ArticlesMethod

Least privilege for coding agents: scope the blast radius

An agent can only do damage where you let it reach. How to apply least privilege — file scope, command limits, no prod.

Stuart LeoJune 9, 20265 min read

The most reliable safety control for AI coding agents isn't a clever filter or a better prompt. It's an old security principle: least privilege — give the agent only the access the task needs, and nothing more. Get this right and most ways an agent can hurt you shrink from catastrophe to inconvenience, because it simply can't reach the things that would make a mistake serious.

Here's how to think in blast radius, and the concrete limits that keep an agent's reach short.

The blast-radius mindset

Stop asking "will the agent behave?" and start asking "what's the worst it could do if it didn't?" That second question is the blast radius — the set of things the agent can affect — and it's the thing you actually control.

You can't guarantee an agent won't make a mistake or get fooled by a prompt injection. What you can guarantee is what it's able to touch when it does. An agent that can only edit a feature folder and run the tests can't leak your secrets or wreck production, no matter how badly a single step goes wrong. Shrink the blast radius and you've capped the downside of every failure mode at once.

Stuart Leo

You can't make an agent never fail. You can make sure that when it does, it can't reach anything that matters.

This is why security teams treat AI agents like any other powerful, imperfectly-trusted component — the control that scales is limiting reach, not predicting behaviour.

Scope files and commands

The first reach to limit is the obvious one: what the agent can read, write, and run.
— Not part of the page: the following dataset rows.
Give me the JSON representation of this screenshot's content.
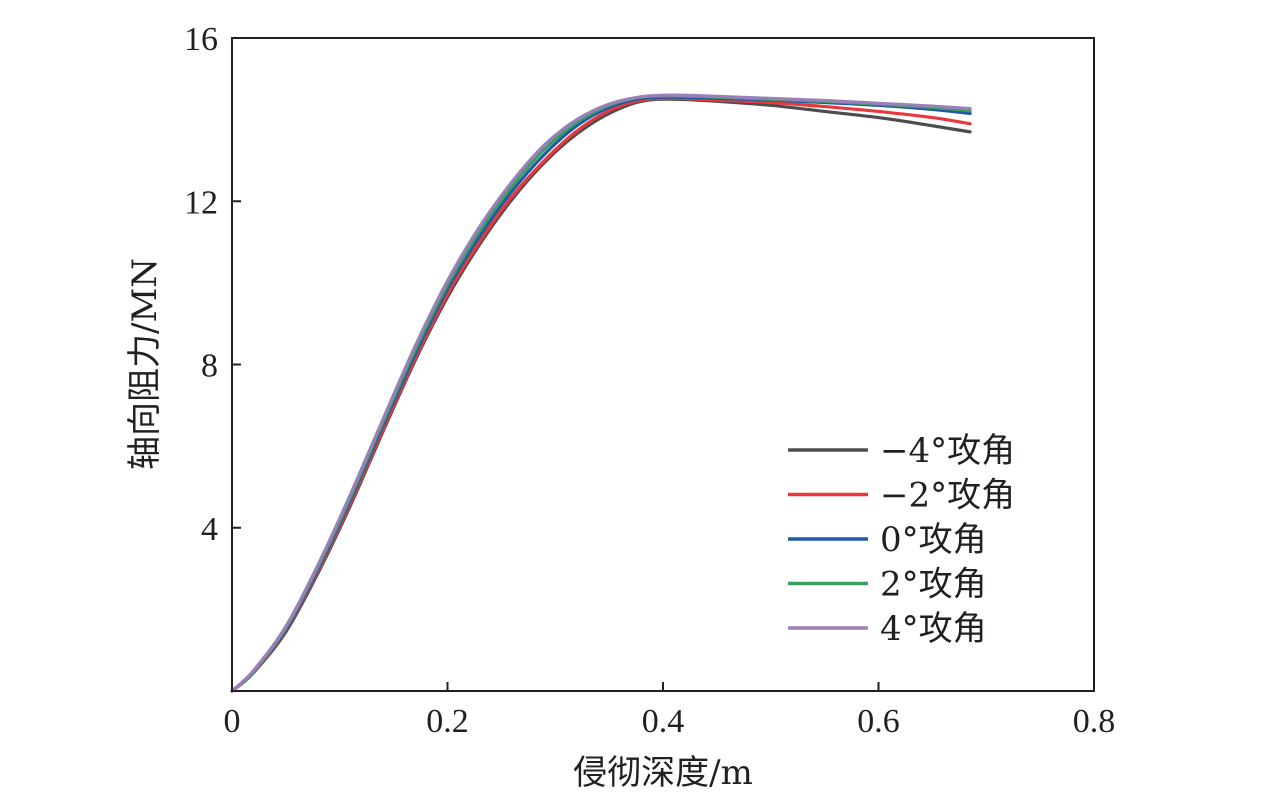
{
  "chart_data": {
    "type": "line",
    "title": "",
    "xlabel": "侵彻深度/m",
    "ylabel": "轴向阻力/MN",
    "xlim": [
      0,
      0.8
    ],
    "ylim": [
      0,
      16
    ],
    "xticks": [
      0,
      0.2,
      0.4,
      0.6,
      0.8
    ],
    "xtick_labels": [
      "0",
      "0.2",
      "0.4",
      "0.6",
      "0.8"
    ],
    "yticks": [
      4,
      8,
      12,
      16
    ],
    "ytick_labels": [
      "4",
      "8",
      "12",
      "16"
    ],
    "grid": false,
    "legend_position": "bottom-right",
    "series": [
      {
        "name": "−4°攻角",
        "color": "#4d4d4f",
        "x": [
          0,
          0.02,
          0.05,
          0.08,
          0.11,
          0.14,
          0.17,
          0.2,
          0.23,
          0.26,
          0.29,
          0.32,
          0.35,
          0.38,
          0.41,
          0.45,
          0.5,
          0.55,
          0.6,
          0.65,
          0.685
        ],
        "y": [
          0,
          0.45,
          1.45,
          2.9,
          4.55,
          6.35,
          8.1,
          9.65,
          10.95,
          12.05,
          12.95,
          13.65,
          14.15,
          14.45,
          14.5,
          14.45,
          14.35,
          14.2,
          14.05,
          13.85,
          13.7
        ]
      },
      {
        "name": "−2°攻角",
        "color": "#e8383d",
        "x": [
          0,
          0.02,
          0.05,
          0.08,
          0.11,
          0.14,
          0.17,
          0.2,
          0.23,
          0.26,
          0.29,
          0.32,
          0.35,
          0.38,
          0.41,
          0.45,
          0.5,
          0.55,
          0.6,
          0.65,
          0.685
        ],
        "y": [
          0,
          0.45,
          1.5,
          2.95,
          4.6,
          6.4,
          8.15,
          9.72,
          11.02,
          12.12,
          13.0,
          13.72,
          14.22,
          14.48,
          14.52,
          14.48,
          14.42,
          14.32,
          14.2,
          14.05,
          13.9
        ]
      },
      {
        "name": "0°攻角",
        "color": "#1f5aa6",
        "x": [
          0,
          0.02,
          0.05,
          0.08,
          0.11,
          0.14,
          0.17,
          0.2,
          0.23,
          0.26,
          0.29,
          0.32,
          0.35,
          0.38,
          0.41,
          0.45,
          0.5,
          0.55,
          0.6,
          0.65,
          0.685
        ],
        "y": [
          0,
          0.47,
          1.52,
          3.0,
          4.68,
          6.5,
          8.25,
          9.85,
          11.15,
          12.25,
          13.15,
          13.85,
          14.3,
          14.52,
          14.55,
          14.52,
          14.48,
          14.42,
          14.35,
          14.25,
          14.15
        ]
      },
      {
        "name": "2°攻角",
        "color": "#3a9e5f",
        "x": [
          0,
          0.02,
          0.05,
          0.08,
          0.11,
          0.14,
          0.17,
          0.2,
          0.23,
          0.26,
          0.29,
          0.32,
          0.35,
          0.38,
          0.41,
          0.45,
          0.5,
          0.55,
          0.6,
          0.65,
          0.685
        ],
        "y": [
          0,
          0.48,
          1.55,
          3.05,
          4.75,
          6.58,
          8.35,
          9.95,
          11.27,
          12.37,
          13.27,
          13.93,
          14.35,
          14.55,
          14.58,
          14.55,
          14.5,
          14.45,
          14.38,
          14.3,
          14.22
        ]
      },
      {
        "name": "4°攻角",
        "color": "#9a7fb8",
        "x": [
          0,
          0.02,
          0.05,
          0.08,
          0.11,
          0.14,
          0.17,
          0.2,
          0.23,
          0.26,
          0.29,
          0.32,
          0.35,
          0.38,
          0.41,
          0.45,
          0.5,
          0.55,
          0.6,
          0.65,
          0.685
        ],
        "y": [
          0,
          0.5,
          1.58,
          3.1,
          4.82,
          6.65,
          8.45,
          10.05,
          11.38,
          12.48,
          13.38,
          14.0,
          14.38,
          14.56,
          14.6,
          14.57,
          14.52,
          14.47,
          14.4,
          14.33,
          14.27
        ]
      }
    ]
  }
}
  • File scope. Point the agent at the part of the codebase the task needs. It doesn't need write access to the whole repo to add a field to checkout.
  • Command scope. Restrict what it can execute. A task that edits and tests code doesn't need free rein over arbitrary shell — and arbitrary shell is how a small problem becomes a big one.

Match the scope to the task. A bigger, trusted task gets more reach — a routine or autonomous one gets the minimum. The scope is a dial you set per job, not a permanent grant.

Forbidden zones: prod, auth, payments, secrets

Some areas are never worth an agent's autonomous reach, regardless of the task:

  • Production systems — a mistake here is live, immediately.
  • Auth — the keys to everything.
  • Payments — money mistakes are real mistakes.
  • Secrets — see keeping secrets out of reach.

Declare these forbidden zones explicitly, before the work. The upside of letting an agent autonomously touch production is never worth the downside. Gate any work near them behind a human.

Sandboxes and isolation

For genuinely risky or autonomous work, don't just scope within your environment — isolate the environment itself. Run the agent in a container, a microVM, or at least a dedicated git worktree and branch, with no access to your host, your other projects, or anything live. Now even a total failure is contained to a box you can inspect and throw away. Isolation is least privilege applied to the environment, not just the file tree.

Human approval for high-risk actions

The final layer is the cheapest and most effective: for the actions that would actually hurt — deploying, deleting data, moving money, installing dependencies — require a human to approve. This is the backstop that holds when scoping and isolation miss something. An agent (or an injection driving it) can want to do the dangerous thing, but a human gate means it can't do it alone.

Combine these — scoped files and commands, forbidden zones, isolation, human gates on the dangerous stuff — and the agent does its work with a blast radius small enough that you can let it run, including unattended.

An agent's safety is its blast radius — give it the least reach the task needs, and no more.

Start here: see how to keep secrets safe, running agents overnight safely, or read the method.

FAQ

What does least privilege mean for AI coding agents?
Giving the agent only the access a task actually needs, and no more — the files it must touch, the commands it must run, and nothing else. The principle from human security applies directly: limit reach so that a mistake, or a successful prompt injection, can only do limited damage.
How do I limit what a coding agent can do?
Scope its file access to the work at hand, restrict the commands it can run, forbid the dangerous zones (production, auth, payments, secrets), run it in a sandbox or isolated worktree, and require human approval for high-risk actions. Define the limits before the work, matched to what the task needs.
Why is least privilege the best defence for AI agents?
Because it limits the blast radius regardless of what goes wrong. Whether the agent makes an honest mistake or follows a prompt injection, it can only act where you let it reach. Narrow that reach and most failure modes shrink from catastrophe to inconvenience.